Uber é condenada a anotar carteira de trabalho e indenizar motorista por dano moral

Uber é condenada a anotar carteira de trabalho e indenizar motorista por dano moral

A decisão é do juiz da 5ª Vara do Trabalho de Vitória/ES, que reconheceu vínculo de emprego na modalidade intermitente

O juiz Luís Eduardo Soares Fontenelle, da 5ª Vara do Trabalho de Vitória, reconheceu o vínculo de emprego entre a Uber do Brasil Tecnologia LTDA e um motorista, sob a modalidade intermitente. A decisão baseou-se nos principais requisitos que configuram a relação de emprego. A empresa foi condenada a anotar e dar baixa na carteira de trabalho do reclamante, na função de motorista, e a pagar-lhe verbas rescisórias e indenização por dano moral.

Relação de trabalho

O motorista entrou com ação trabalhista contra a Uber do Brasil Tecnologia LTDA, alegando ter sido dispensado, sem justa causa, após nove meses de serviços prestados, entre janeiro e outubro de 2021. Nesse período, ele recebia uma remuneração mensal de R$ 2 mil. O trabalhador pediu o reconhecimento do vínculo empregatício por contrato de trabalho intermitente.

A Uber contestou e disse que a relação jurídica mantida com o motorista “assumiu cunho meramente comercial, estando ausentes, na realidade de prestação de serviços, os requisitos configuradores da relação de emprego”. Ainda em sua defesa, a empresa afirmou “não ser uma empresa de transporte de passageiros em si, mas a fornecedora de instrumentos que viabilizem o contato entre usuários que necessitam de serviços de transporte e motoristas que se dispõem a realizá-lo”.

Subordinação jurídica

Além dos requisitos que validam a relação de emprego apontados na sentença, como onerosidade, habitualidade, pessoalidade e não-eventualidade, o juiz considerou como condição principal da geração do vínculo, a subordinação jurídica.

“O motorista passa a prestar serviços após firmar, por meio de um instrumento denominado ‘Termos e Condições Gerais dos Serviços de Intermediação Digital’, um contrato tipicamente adesivo”, explica o magistrado.

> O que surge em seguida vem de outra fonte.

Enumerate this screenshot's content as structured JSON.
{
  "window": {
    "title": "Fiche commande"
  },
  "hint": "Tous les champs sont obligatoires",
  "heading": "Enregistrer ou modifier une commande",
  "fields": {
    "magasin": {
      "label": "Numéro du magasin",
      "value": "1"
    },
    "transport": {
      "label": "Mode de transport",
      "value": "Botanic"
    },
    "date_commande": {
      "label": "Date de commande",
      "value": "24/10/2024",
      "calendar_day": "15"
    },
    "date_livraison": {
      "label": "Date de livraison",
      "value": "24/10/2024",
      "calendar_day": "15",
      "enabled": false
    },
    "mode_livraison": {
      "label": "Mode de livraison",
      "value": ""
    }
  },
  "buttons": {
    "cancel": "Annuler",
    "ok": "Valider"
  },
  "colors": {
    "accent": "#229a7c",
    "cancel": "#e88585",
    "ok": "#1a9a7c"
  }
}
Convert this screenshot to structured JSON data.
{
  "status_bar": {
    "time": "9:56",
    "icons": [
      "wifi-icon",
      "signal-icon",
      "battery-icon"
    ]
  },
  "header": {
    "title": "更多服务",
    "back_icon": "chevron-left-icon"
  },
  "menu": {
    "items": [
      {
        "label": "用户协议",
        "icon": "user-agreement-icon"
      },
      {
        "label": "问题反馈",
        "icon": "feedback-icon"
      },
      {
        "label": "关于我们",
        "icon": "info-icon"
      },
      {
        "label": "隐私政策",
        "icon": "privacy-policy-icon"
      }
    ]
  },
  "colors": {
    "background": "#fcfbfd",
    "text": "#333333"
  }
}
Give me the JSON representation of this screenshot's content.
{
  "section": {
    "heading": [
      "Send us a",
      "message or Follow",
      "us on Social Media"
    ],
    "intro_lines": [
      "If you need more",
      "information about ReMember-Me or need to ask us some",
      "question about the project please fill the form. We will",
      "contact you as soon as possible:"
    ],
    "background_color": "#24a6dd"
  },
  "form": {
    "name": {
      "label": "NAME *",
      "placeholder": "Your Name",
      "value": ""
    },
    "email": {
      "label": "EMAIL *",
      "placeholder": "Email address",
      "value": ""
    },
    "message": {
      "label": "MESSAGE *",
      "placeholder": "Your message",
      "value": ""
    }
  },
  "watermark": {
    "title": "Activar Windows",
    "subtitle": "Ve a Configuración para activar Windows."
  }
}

Segundo ele, “o motorista se vê diante de duas únicas opções: assinar ou recusar e ficar sem o trabalho”.

Durante a execução do contrato, a subordinação tornou-se mais evidente: “o preço da corrida é definido pelo algoritmo, isto é, conforme os parâmetros de cálculo introduzidos pela Uber, sem qualquer possibilidade de ingerência pelo motorista, que tampouco interfere no percentual da remuneração que lhe cabe”.

Exemplos comparativos

Em sua decisão, o magistrado argumentou que a Uber não se diferencia de outros grupos empresariais dedicados ao serviço regular de transporte urbano/rodoviário de passageiros. Como exemplo, cita o grupo Águia Branca, que, “desde 1946 se empenha nesta atividade e, em 2017, criou um serviço de transporte executivo por demanda, o V1, que opera por meio de aplicativo e mantém motoristas com carteira assinada, sujeitos a escalas que chegam a 12 horas diárias”.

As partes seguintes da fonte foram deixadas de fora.